Question

A person writes n letters and addresses n envelopes; if the letters are placed in the envelopes at random, what is the probability that every letter goes wrong?

Answer 1

Let $u_n$ denote the number of ways in which all the letters go wrong, and let $a,b,c,d......$ represent that arrangement in which all the letters are in their own envelopes.

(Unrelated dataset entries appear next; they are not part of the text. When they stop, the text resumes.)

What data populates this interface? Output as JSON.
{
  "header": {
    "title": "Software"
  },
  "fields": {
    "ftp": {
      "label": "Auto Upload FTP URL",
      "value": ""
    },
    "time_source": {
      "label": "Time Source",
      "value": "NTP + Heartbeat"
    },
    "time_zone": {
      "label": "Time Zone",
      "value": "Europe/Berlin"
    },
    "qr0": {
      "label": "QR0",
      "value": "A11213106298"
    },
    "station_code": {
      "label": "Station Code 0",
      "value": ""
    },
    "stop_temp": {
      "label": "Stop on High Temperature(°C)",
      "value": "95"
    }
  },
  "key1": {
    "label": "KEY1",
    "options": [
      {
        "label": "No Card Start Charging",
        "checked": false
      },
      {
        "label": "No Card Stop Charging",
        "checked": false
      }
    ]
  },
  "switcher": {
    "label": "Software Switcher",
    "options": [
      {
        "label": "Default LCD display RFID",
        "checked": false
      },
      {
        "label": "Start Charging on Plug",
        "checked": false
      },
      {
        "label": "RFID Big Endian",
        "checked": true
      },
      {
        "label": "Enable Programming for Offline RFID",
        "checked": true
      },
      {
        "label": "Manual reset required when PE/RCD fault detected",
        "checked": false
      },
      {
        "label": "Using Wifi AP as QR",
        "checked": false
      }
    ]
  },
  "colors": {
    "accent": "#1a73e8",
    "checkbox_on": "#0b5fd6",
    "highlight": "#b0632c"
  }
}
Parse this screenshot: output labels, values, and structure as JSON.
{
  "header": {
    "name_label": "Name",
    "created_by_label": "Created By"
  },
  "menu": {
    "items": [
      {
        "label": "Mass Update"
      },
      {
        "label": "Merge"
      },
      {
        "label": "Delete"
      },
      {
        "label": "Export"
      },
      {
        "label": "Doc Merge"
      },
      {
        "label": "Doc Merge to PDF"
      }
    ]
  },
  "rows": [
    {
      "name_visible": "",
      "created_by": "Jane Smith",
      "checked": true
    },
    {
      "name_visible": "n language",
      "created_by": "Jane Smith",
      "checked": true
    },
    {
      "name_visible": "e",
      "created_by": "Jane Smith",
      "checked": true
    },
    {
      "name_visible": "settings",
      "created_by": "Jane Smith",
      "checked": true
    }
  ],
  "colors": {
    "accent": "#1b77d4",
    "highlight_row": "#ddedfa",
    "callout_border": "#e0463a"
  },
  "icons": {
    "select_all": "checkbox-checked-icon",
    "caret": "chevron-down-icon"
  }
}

Now if $a$ in any other arrangement occupies the place of an assigned letter $b,$ this letter must either occupy $a$'s place or some other.
(i) Suppose $b$ occupies $a$'s place. Then the number of ways in which all the remaining $n-2$ letters can be displaced is $u_{n-2}$, and therefore the numbers of ways in which $a$ may be displaced by interchange with some one of the other $n-1$ letters, and the rest be all displaced is $(n-1)u_{n-2}$.
(ii) Suppose $a$ occupies $b$'s place, and $b$ does not occupy $a$'s. Then in arrangements satisfying the required conditions, since $a$ is fixed in $b$'s place, the letter $b,c,d,.....$ must be all displaced, which can be done in $u_{n-1}$ ways; therefore the number of ways in which $a$ occupies the place of another letter but not by interchange with that letter is $(n-1)u_{n-1}$;
$\therefore u_n=(n-1)(u_{n-1}+u_{n-2})$;
From which, we find $u_n-n{u}_{n-1}=(-1{)}^n(u_2-u_1)$.
Also $u_1=0,u_2=1$; thus we finally obtain
$u_n=\lfloor n\{\frac{1}{\lfloor 2}-\frac{1}{\lfloor 3}+\frac{1}{\lfloor 4}-.....+\frac{(-1{)}^n}{\lfloor n}\}$.
Now the total number of ways in which the $n$ things can be put in $n$ places is $\lfloor n$; therefore the required chance is
$\frac{1}{\lfloor 2}-\frac{1}{\lfloor 3}+\frac{1}{\lfloor 4}-.......+\frac{(-1{)}^n}{\lfloor n}$.